Yeah, and now that I think about it, Pikachu doesn't actually learn Group Hug!


----------



## sv_01 (Oct 14, 2012)

Music Dragon said:


> Yeah, and now that I think about it, Pikachu doesn't actually learn Group Hug!


Group Hug sounds more like a Tangrowth thing... Or Regigigas. Someone who could hug everyone at once.


----------



## nothing to see here (Oct 14, 2012)

I haven't looked at this, but from what I've seen here it at least has be less dumb than the "MARIO SKINS TANOOKIS ALIVE TO MAKE HIS SUITS!" thing they did earlier.

Pokémon actually do get captured by humans and put into fights where they sometimes beat each other up pretty bad... in the games it's never anywhere near as horrible as actual cockfighting, dogfighting, etc., but "Pokémon battles = cockfighting" is a comparison that has been made before even by some fans, so at least it seems like this is a heavily-warped and exaggerated version of what actually sorta happens.  Rather than complete made-up nonsense like the Tanooki Suit thing (Mario's suits are magical things that pop out of boxes and jump around... the Tanooki Suit isn't the real skin of some critter any more than the Frog Suit is.)


----------



## Dinru (Oct 14, 2012)

DarkAura said:


> During the Ghetsis battle, he did in fact claim team plasma didn't care at all for Pokemon's well being.
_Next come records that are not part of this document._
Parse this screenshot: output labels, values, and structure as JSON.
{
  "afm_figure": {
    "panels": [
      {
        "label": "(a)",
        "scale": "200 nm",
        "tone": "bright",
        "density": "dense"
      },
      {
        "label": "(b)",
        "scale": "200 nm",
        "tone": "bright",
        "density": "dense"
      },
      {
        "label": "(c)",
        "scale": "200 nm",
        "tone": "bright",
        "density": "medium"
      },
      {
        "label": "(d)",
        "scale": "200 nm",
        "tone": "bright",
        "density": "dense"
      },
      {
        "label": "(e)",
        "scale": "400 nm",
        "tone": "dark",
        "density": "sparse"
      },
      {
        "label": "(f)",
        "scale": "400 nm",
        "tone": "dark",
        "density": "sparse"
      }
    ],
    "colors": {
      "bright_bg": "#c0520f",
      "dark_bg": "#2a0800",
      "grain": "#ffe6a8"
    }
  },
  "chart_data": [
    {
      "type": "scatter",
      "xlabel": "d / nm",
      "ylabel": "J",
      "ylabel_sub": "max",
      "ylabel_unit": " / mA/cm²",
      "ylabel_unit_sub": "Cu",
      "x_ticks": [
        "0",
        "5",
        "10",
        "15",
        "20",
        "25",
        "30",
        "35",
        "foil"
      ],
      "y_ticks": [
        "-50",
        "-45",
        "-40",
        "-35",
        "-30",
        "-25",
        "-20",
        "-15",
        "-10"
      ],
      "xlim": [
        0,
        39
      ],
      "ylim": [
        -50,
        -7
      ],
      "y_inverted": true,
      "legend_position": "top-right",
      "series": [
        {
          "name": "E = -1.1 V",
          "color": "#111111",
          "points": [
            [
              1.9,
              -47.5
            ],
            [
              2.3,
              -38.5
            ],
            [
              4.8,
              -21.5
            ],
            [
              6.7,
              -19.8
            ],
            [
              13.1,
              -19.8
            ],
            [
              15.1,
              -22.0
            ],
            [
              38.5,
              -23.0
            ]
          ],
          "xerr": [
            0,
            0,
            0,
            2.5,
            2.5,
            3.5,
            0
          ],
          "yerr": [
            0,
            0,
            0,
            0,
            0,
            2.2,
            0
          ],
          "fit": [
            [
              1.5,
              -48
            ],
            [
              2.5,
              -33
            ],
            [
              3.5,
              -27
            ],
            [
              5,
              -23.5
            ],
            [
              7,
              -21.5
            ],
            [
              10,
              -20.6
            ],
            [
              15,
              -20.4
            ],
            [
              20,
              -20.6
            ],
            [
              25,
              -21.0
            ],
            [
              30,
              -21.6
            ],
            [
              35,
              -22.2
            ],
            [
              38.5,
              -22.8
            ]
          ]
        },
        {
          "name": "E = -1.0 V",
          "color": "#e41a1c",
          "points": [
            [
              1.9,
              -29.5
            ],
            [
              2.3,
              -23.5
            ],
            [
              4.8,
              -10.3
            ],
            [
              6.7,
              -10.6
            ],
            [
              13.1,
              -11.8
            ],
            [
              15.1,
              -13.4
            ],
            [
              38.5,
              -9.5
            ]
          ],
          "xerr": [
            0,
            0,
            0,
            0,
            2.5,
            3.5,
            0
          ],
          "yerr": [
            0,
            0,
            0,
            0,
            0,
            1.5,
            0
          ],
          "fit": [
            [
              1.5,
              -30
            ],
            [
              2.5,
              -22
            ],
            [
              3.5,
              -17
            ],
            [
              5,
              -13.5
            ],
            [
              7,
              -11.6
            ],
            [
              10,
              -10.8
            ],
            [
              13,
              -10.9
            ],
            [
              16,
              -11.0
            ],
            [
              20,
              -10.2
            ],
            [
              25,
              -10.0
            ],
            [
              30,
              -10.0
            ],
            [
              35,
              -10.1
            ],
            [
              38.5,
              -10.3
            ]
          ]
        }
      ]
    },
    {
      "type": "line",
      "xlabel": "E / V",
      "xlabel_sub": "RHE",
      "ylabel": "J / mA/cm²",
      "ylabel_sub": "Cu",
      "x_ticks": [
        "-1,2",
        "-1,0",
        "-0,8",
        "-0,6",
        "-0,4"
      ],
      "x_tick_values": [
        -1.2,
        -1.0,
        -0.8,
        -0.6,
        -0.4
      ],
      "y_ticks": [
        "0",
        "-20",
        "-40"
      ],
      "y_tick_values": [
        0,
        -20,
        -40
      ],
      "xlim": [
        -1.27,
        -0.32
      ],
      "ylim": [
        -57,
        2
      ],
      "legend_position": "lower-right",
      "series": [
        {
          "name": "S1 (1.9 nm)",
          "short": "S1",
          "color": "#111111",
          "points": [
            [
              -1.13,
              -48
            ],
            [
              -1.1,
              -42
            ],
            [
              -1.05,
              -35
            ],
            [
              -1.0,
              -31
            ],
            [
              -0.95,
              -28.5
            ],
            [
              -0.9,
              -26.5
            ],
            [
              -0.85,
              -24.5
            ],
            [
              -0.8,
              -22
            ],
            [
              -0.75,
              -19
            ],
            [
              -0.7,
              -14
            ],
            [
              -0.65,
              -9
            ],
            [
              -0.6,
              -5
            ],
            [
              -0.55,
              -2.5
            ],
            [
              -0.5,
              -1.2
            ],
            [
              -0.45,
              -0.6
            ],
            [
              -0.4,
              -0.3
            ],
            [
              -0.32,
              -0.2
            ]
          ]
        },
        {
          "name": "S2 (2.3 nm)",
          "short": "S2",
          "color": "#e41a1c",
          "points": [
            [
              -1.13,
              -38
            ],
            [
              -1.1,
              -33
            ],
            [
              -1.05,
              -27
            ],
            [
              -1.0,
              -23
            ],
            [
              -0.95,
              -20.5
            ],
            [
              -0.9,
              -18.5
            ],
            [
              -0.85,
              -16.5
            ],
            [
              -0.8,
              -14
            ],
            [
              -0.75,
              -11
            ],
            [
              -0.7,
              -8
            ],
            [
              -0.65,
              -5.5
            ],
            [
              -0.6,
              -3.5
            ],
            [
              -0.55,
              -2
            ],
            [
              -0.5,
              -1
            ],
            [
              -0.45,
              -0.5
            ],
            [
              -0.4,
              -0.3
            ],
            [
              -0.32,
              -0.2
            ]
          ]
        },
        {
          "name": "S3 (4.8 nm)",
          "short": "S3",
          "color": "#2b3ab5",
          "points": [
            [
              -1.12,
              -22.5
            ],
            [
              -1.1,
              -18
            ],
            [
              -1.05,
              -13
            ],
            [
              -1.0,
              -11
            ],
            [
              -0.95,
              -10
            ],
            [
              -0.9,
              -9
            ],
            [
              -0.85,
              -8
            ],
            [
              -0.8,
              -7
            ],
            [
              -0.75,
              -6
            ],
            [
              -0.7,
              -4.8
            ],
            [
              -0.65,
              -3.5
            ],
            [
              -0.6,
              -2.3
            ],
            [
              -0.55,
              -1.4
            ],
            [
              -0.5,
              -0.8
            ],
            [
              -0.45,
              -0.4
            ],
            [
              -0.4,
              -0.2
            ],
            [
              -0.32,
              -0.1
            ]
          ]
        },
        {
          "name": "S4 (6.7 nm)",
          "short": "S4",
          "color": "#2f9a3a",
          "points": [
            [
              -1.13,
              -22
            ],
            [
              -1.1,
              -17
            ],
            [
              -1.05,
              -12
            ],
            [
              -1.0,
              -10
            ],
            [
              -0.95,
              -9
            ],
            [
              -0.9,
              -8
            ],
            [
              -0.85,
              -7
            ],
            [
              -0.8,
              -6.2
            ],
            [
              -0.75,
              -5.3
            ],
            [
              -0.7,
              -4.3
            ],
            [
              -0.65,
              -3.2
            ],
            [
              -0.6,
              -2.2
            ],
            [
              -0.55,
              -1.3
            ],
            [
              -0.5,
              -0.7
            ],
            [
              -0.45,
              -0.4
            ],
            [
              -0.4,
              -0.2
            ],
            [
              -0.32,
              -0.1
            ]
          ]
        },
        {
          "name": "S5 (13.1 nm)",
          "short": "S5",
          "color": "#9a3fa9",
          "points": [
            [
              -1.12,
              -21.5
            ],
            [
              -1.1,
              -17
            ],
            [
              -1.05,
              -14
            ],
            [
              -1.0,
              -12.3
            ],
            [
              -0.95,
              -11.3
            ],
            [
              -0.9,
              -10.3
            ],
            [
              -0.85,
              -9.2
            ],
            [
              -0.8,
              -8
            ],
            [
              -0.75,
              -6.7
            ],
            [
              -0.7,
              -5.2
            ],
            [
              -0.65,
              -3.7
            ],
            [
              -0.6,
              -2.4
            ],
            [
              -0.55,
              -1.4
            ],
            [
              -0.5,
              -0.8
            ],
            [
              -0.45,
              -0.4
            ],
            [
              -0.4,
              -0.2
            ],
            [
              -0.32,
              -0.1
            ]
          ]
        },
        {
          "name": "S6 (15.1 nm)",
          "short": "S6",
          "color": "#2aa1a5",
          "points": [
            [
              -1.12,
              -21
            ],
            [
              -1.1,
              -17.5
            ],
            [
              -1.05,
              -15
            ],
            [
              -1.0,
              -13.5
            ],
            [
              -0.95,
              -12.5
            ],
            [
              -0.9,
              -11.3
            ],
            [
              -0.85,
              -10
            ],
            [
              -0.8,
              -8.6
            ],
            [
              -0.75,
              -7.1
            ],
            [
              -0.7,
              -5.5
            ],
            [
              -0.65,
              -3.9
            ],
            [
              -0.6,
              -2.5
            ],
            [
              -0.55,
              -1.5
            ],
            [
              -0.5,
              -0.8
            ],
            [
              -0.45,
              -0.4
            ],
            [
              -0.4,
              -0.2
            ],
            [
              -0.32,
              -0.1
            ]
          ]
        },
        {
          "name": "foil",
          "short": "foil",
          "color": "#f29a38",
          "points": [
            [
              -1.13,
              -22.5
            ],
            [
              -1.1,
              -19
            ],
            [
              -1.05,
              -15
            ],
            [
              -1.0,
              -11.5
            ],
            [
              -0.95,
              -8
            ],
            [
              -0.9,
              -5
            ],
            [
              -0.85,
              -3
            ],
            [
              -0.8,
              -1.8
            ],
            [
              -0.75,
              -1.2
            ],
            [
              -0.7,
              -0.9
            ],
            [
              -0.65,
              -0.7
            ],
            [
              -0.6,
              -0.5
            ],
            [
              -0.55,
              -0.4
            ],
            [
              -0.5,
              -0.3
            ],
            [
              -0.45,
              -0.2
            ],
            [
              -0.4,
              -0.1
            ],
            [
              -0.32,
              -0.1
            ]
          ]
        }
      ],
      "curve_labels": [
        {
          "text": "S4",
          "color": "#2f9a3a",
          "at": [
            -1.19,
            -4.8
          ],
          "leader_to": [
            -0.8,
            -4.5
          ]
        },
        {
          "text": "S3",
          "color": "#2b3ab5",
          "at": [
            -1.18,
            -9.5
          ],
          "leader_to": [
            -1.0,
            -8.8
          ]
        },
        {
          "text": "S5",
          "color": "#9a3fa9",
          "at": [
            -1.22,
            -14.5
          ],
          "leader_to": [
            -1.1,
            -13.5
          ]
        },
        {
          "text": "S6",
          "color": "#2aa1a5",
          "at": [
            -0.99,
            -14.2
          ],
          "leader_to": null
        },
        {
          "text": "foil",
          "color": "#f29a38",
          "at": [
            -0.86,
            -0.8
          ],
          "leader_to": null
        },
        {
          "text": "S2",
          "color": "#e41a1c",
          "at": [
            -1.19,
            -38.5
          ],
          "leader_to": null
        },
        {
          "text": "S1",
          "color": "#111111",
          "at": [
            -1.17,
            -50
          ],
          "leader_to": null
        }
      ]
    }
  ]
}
But at the end, after the Ash-dressed-as-a-deranged-Uncle-Sam-who-wanted-to-use-Pikachu-solely-for-getting-money-off-of-it battle, Slowpoke comes and says there's a new team called Team Plasma who fights for good.
> 
> Except that Team Plasma was already established and made and is a team that doesn't want to protect Pokemon.


I hate to sound like I'm stating the obvious, but I think that was supposed to be a joke, considering it was a Slowpoke who said it.

But yeah. The only opinion I have about this game that hasn't been said already is that, taken out of context, the costumes in this game actually look really really cool. Just in time for Halloween, too!


----------



## Skoonk (Dec 25, 2012)

The only Pokemon I can agree with PETA on is Yamask... still never going to play that.


----------



## LadyJirachu (Aug 12, 2019)

Pokemon battles are not animal cruelty. PETA is stupid.

PETA should read the anti anti pokemon section to the site that this forum belongs to. It explains things quite a lot about the 'battles' they see as 'cruel'.

Also, Pokemon isn't even the real world. Like at all.

And....Pokemon aren't even animals. And they like battling to get stronger. And teaming up with people. Like a sports team.

PETA might as well attack people for playing sports too while they're at it LOL


----------



## JHG (Dec 5, 2021)

I actually found it pretty hilarious. The game is playable but the move names are strange enough to make Baddy Bad look ordinary. The game doesn’t even seem to have a straight message and is quite easy to beat.


----------